Just as it is important to be sure that cases are true cases, it is important to be sure that controls do not have the outcome under investigation. Control subjects should be chosen so that information on exposure status can be obtained or assessed in a similar way to that used for the selection of cases. If the methods of control selection are not described, the study should be rejected. If different methods of selection are used for cases and controls the study should be evaluated by someone with a good understanding of the design of case‐control studies.
If there is a possibility that case ascertainment can be influenced by knowledge of exposure status, assessment of any association is likely to be biased. A well conducted study should take this into account in the design of the study.
The primary outcome measures used should be clearly stated in the study. If the outcome measures are not stated, or the study bases its main conclusions on secondary outcomes, the study should be rejected. Where outcome measures require any degree of subjectivity, some evidence should be provided that the measures used are reliable and have been validated prior to their use in the study.

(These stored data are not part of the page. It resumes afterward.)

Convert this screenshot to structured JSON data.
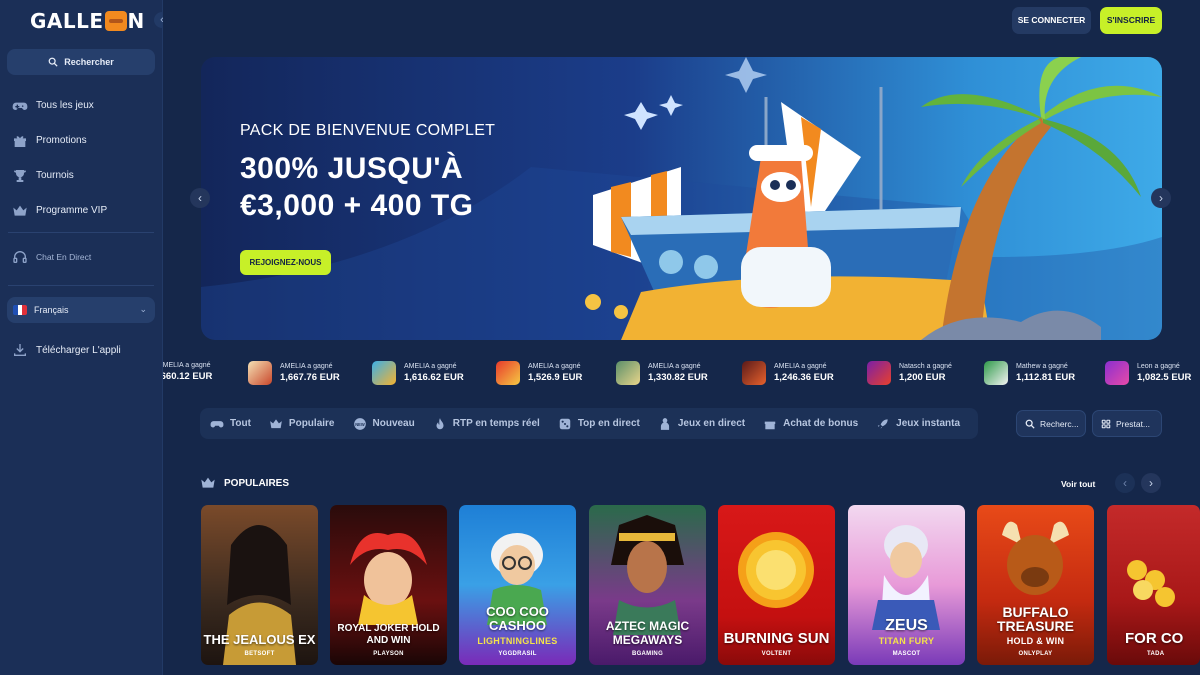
{
  "brand": {
    "name_left": "GALLE",
    "name_right": "N"
  },
  "sidebar": {
    "search_label": "Rechercher",
    "items": [
      {
        "label": "Tous les jeux",
        "icon": "gamepad-icon"
      },
      {
        "label": "Promotions",
        "icon": "gift-icon"
      },
      {
        "label": "Tournois",
        "icon": "trophy-icon"
      },
      {
        "label": "Programme VIP",
        "icon": "crown-icon"
      }
    ],
    "chat_label": "Chat En Direct",
    "language": "Français",
    "download_label": "Télécharger L'appli"
  },
  "header": {
    "login_label": "SE CONNECTER",
    "signup_label": "S'INSCRIRE"
  },
  "banner": {
    "eyebrow": "PACK DE BIENVENUE COMPLET",
    "headline_line1": "300% JUSQU'À",
    "headline_line2": "€3,000 + 400 TG",
    "cta_label": "REJOIGNEZ-NOUS"
  },
  "winners": [
    {
      "who": "AMELIA a gagné",
      "amount": ",660.12 EUR"
    },
    {
      "who": "AMELIA a gagné",
      "amount": "1,667.76 EUR"
    },
    {
      "who": "AMELIA a gagné",
      "amount": "1,616.62 EUR"
    },
    {
      "who": "AMELIA a gagné",
      "amount": "1,526.9 EUR"
    },
    {
      "who": "AMELIA a gagné",
      "amount": "1,330.82 EUR"
    },
    {
      "who": "AMELIA a gagné",
      "amount": "1,246.36 EUR"
    },
    {
      "who": "Natasch a gagné",
      "amount": "1,200 EUR"
    },
    {
      "who": "Mathew a gagné",
      "amount": "1,112.81 EUR"
    },
    {
      "who": "Leon a gagné",
      "amount": "1,082.5 EUR"
    }
  ],
  "categories": [
    {
      "label": "Tout",
      "icon": "gamepad-icon"
    },
    {
      "label": "Populaire",
      "icon": "crown-icon"
    },
    {
      "label": "Nouveau",
      "icon": "new-badge-icon"
    },
    {
      "label": "RTP en temps réel",
      "icon": "flame-icon"
    },
    {
      "label": "Top en direct",
      "icon": "dice-icon"
    },
    {
      "label": "Jeux en direct",
      "icon": "dealer-icon"
    },
    {
      "label": "Achat de bonus",
      "icon": "gift-icon"
    },
    {
      "label": "Jeux instanta",
      "icon": "rocket-icon"
    }
  ],
  "filters": {
    "search_label": "Recherc...",
    "provider_label": "Prestat..."
  },
  "popular": {
    "title": "POPULAIRES",
    "see_all": "Voir tout",
    "games": [
      {
        "title": "THE JEALOUS EX",
        "provider": "BETSOFT"
      },
      {
        "title": "ROYAL JOKER HOLD AND WIN",
        "provider": "PLAYSON"
      },
      {
        "title": "COO COO CASHOO",
        "subtitle": "LIGHTNINGLINES",
        "provider": "YGGDRASIL"
      },
      {
        "title": "AZTEC MAGIC MEGAWAYS",
        "provider": "BGAMING"
      },
      {
        "title": "BURNING SUN",
        "provider": "VOLTENT"
      },
      {
        "title": "ZEUS",
        "subtitle": "TITAN FURY",
        "provider": "MASCOT"
      },
      {
        "title": "BUFFALO TREASURE",
        "subtitle": "HOLD & WIN",
        "provider": "ONLYPLAY"
      },
      {
        "title": "FOR CO",
        "provider": "TADA"
      }
    ]
  }
}
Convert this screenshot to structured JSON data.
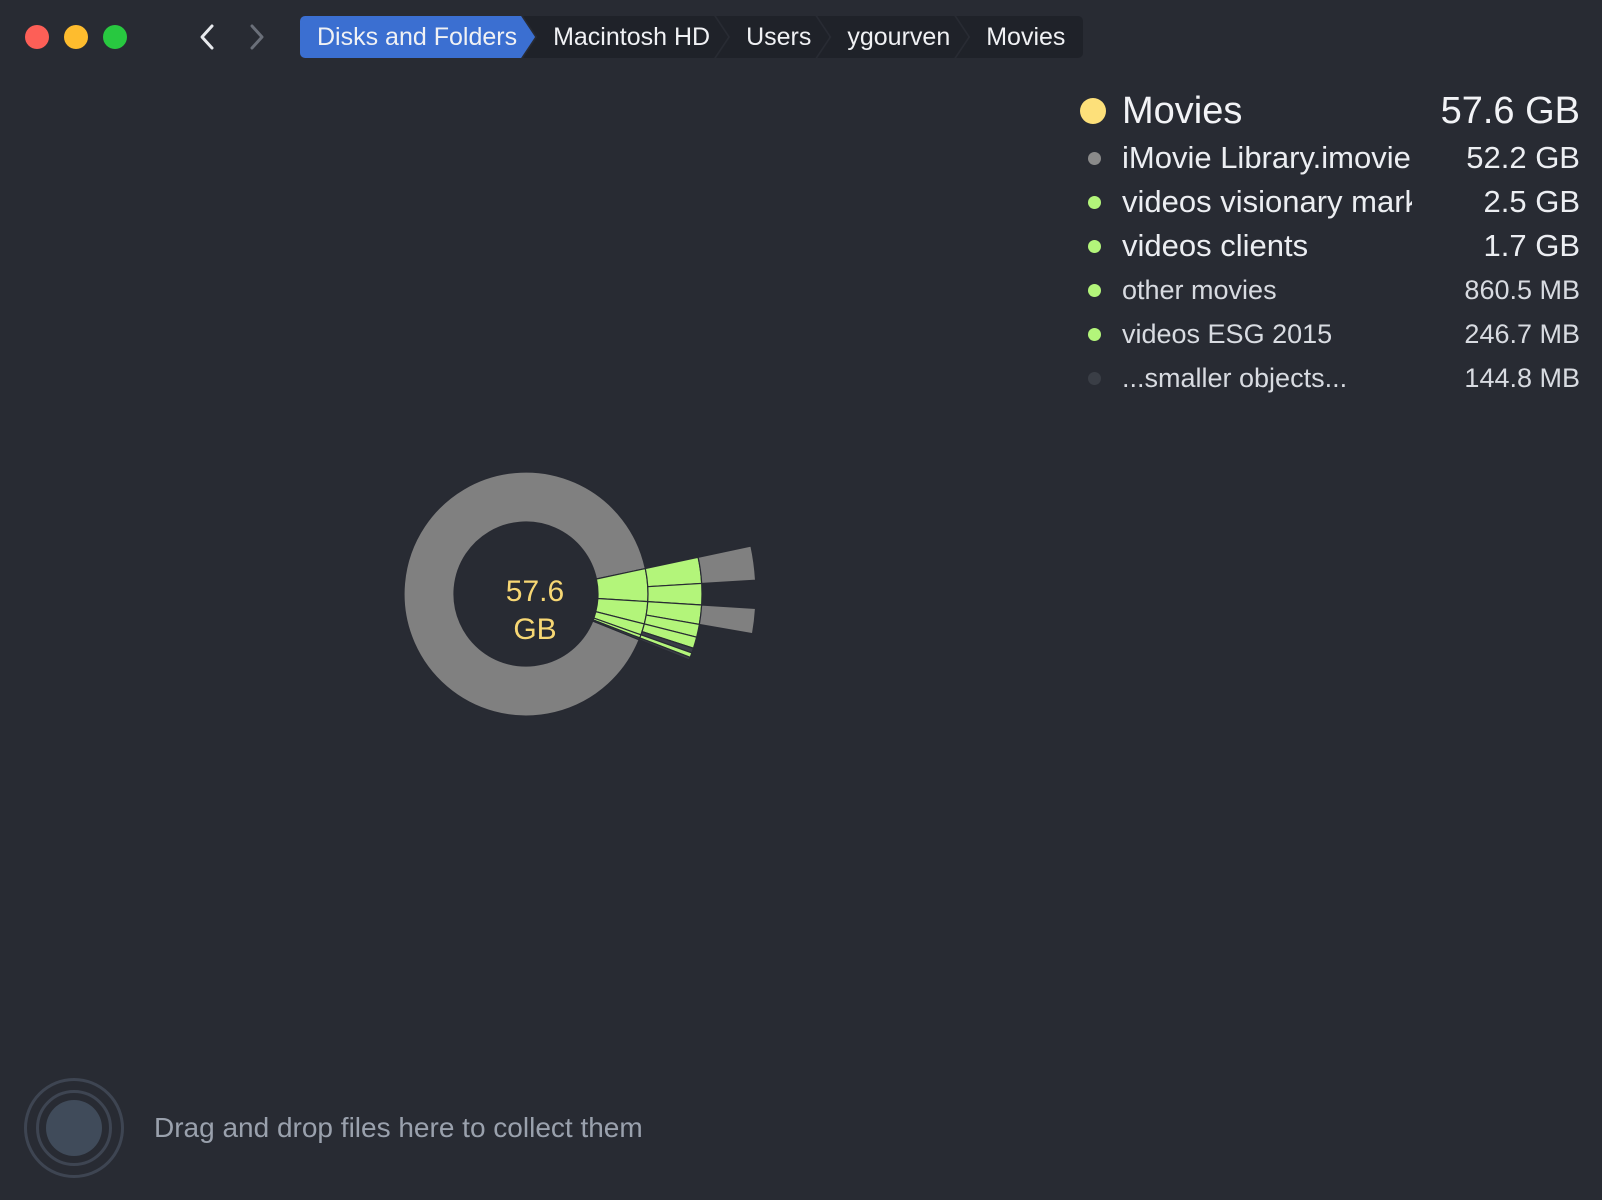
{
  "window": {
    "traffic_lights": [
      "close",
      "minimize",
      "zoom"
    ],
    "colors": {
      "close": "#fd5f57",
      "minimize": "#febc2e",
      "zoom": "#28c840"
    }
  },
  "nav": {
    "back_icon": "chevron-left-icon",
    "forward_icon": "chevron-right-icon"
  },
  "breadcrumb": {
    "items": [
      {
        "label": "Disks and Folders"
      },
      {
        "label": "Macintosh HD"
      },
      {
        "label": "Users"
      },
      {
        "label": "ygourven"
      },
      {
        "label": "Movies"
      }
    ],
    "active_color": "#3b6fd1"
  },
  "legend": {
    "header": {
      "name": "Movies",
      "size": "57.6 GB",
      "color": "#fde07a"
    },
    "items": [
      {
        "name": "iMovie Library.imovielibrary",
        "size": "52.2 GB",
        "color": "#8a8a8a"
      },
      {
        "name": "videos visionary marketing",
        "size": "2.5 GB",
        "color": "#b3f57a"
      },
      {
        "name": "videos clients",
        "size": "1.7 GB",
        "color": "#b3f57a"
      },
      {
        "name": "other movies",
        "size": "860.5  MB",
        "color": "#b3f57a"
      },
      {
        "name": "videos ESG 2015",
        "size": "246.7  MB",
        "color": "#b3f57a"
      },
      {
        "name": "...smaller objects...",
        "size": "144.8  MB",
        "color": "#3a3e46"
      }
    ]
  },
  "chart": {
    "center_label_line1": "57.6",
    "center_label_line2": "GB",
    "center_color": "#f7d774",
    "gray": "#808080",
    "green": "#b3f57a"
  },
  "chart_data": {
    "type": "pie",
    "categories": [
      "iMovie Library.imovielibrary",
      "videos visionary marketing",
      "videos clients",
      "other movies",
      "videos ESG 2015",
      "...smaller objects..."
    ],
    "values": [
      52.2,
      2.5,
      1.7,
      0.8605,
      0.2467,
      0.1448
    ]
  },
  "dropzone": {
    "text": "Drag and drop files here to collect them",
    "icon": "collector-icon"
  }
}
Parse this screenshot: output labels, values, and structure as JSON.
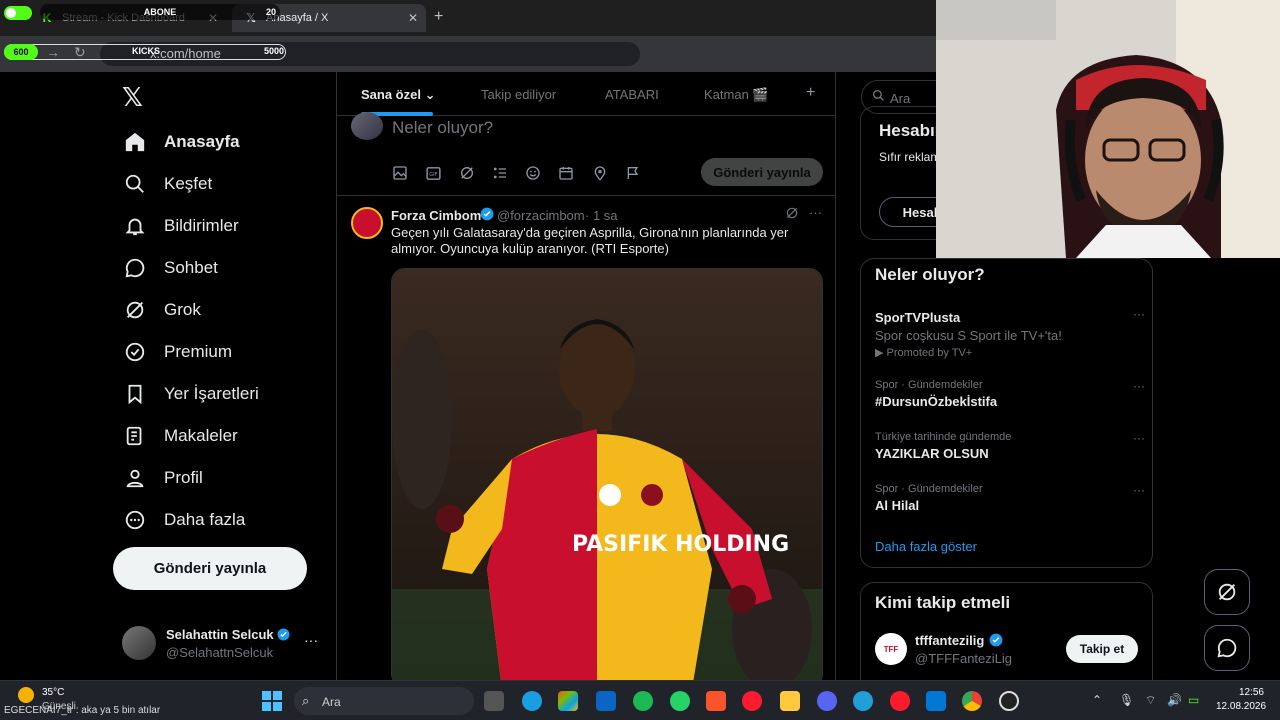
{
  "browser": {
    "tabs": [
      {
        "title": "Stream - Kick Dashboard",
        "icon": "kick-icon",
        "close": "✕"
      },
      {
        "title": "Anasayfa / X",
        "icon": "x-icon",
        "close": "✕"
      }
    ],
    "new_tab": "+",
    "url": "x.com/home"
  },
  "overlay": {
    "top_label": "ABONE",
    "top_count": "20",
    "kicks_label": "KICKS",
    "kicks_current": "600",
    "kicks_goal": "5000"
  },
  "nav": {
    "logo": "𝕏",
    "items": [
      {
        "label": "Anasayfa",
        "icon": "home-icon"
      },
      {
        "label": "Keşfet",
        "icon": "search-icon"
      },
      {
        "label": "Bildirimler",
        "icon": "bell-icon"
      },
      {
        "label": "Sohbet",
        "icon": "chat-icon"
      },
      {
        "label": "Grok",
        "icon": "grok-icon"
      },
      {
        "label": "Premium",
        "icon": "verified-icon"
      },
      {
        "label": "Yer İşaretleri",
        "icon": "bookmark-icon"
      },
      {
        "label": "Makaleler",
        "icon": "article-icon"
      },
      {
        "label": "Profil",
        "icon": "person-icon"
      },
      {
        "label": "Daha fazla",
        "icon": "more-circle-icon"
      }
    ],
    "post_button": "Gönderi yayınla",
    "account": {
      "name": "Selahattin Selcuk",
      "handle": "@SelahattnSelcuk",
      "more": "···"
    }
  },
  "feed": {
    "tabs": [
      {
        "label": "Sana özel ⌄"
      },
      {
        "label": "Takip ediliyor"
      },
      {
        "label": "ATABARI"
      },
      {
        "label": "Katman 🎬"
      }
    ],
    "add_tab": "+",
    "composer": {
      "placeholder": "Neler oluyor?",
      "post_button": "Gönderi yayınla"
    },
    "tweet": {
      "name": "Forza Cimbom",
      "handle": "@forzacimbom",
      "time": "· 1 sa",
      "text": "Geçen yılı Galatasaray'da geçiren Asprilla, Girona'nın planlarında yer almıyor. Oyuncuya kulüp aranıyor. (RTI Esporte)",
      "media": {
        "shirt_text": "PASIFIK HOLDING"
      }
    }
  },
  "sidebar": {
    "search_placeholder": "Ara",
    "premium": {
      "title": "Hesabın",
      "text": "Sıfır reklam avantajları",
      "button": "Hesabı"
    },
    "trends_title": "Neler oluyor?",
    "trends": [
      {
        "name": "SporTVPlusta",
        "desc": "Spor coşkusu S Sport ile TV+'ta!",
        "promo": "Promoted by TV+"
      },
      {
        "meta": "Spor · Gündemdekiler",
        "name": "#DursunÖzbekİstifa"
      },
      {
        "meta": "Türkiye tarihinde gündemde",
        "name": "YAZIKLAR OLSUN"
      },
      {
        "meta": "Spor · Gündemdekiler",
        "name": "Al Hilal"
      }
    ],
    "show_more": "Daha fazla göster",
    "who_to_follow": {
      "title": "Kimi takip etmeli",
      "name": "tfffantezilig",
      "handle": "@TFFFanteziLig",
      "button": "Takip et",
      "avatar_text": "TFF"
    }
  },
  "taskbar": {
    "temp": "35°C",
    "weather": "Güneşli",
    "ticker": "EGECENAI7_tr : aka ya 5 bin atılar",
    "search_placeholder": "Ara",
    "time": "12:56",
    "date": "12.08.2026"
  },
  "colors": {
    "accent": "#1d9bf0",
    "kick_green": "#53fc18",
    "galatasaray_red": "#c8102e",
    "galatasaray_yellow": "#f3b81c"
  }
}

Confounding is the distortion of a link between exposure and outcome by another factor that is associated with both exposure and outcome. The possible presence of confounding factors is one of the principal reasons why observational studies are not more highly rated as a source of evidence. The study should indicate which potential confounders have been considered, and how they have been allowed for in the analysis. Clinical judgement should be applied to consider whether all likely confounders have been considered. If the measures used to address confounding are considered inadequate, the study should be downgraded or rejected. A study that does not address the possibility of confounding should be rejected.
Confidence limits are the preferred method for indicating the precision of statistical results, and can be used to differentiate between an inconclusive study and a study that shows no effect. Studies that report a single value with no assessment of precision should be treated with extreme caution.
Rate the overall methodological quality of the study, using the following as a guide: High quality (++): Majority of criteria met. Little or no risk of bias. Results unlikely to be changed by further research. Acceptable (+): Most criteria met. Some flaws in the study with an associated risk of bias, Conclusions may change in the light of further studies. Low quality (0): Either most criteria not met, or significant flaws relating to key aspects of study design. Conclusions likely to change in the light of further studies.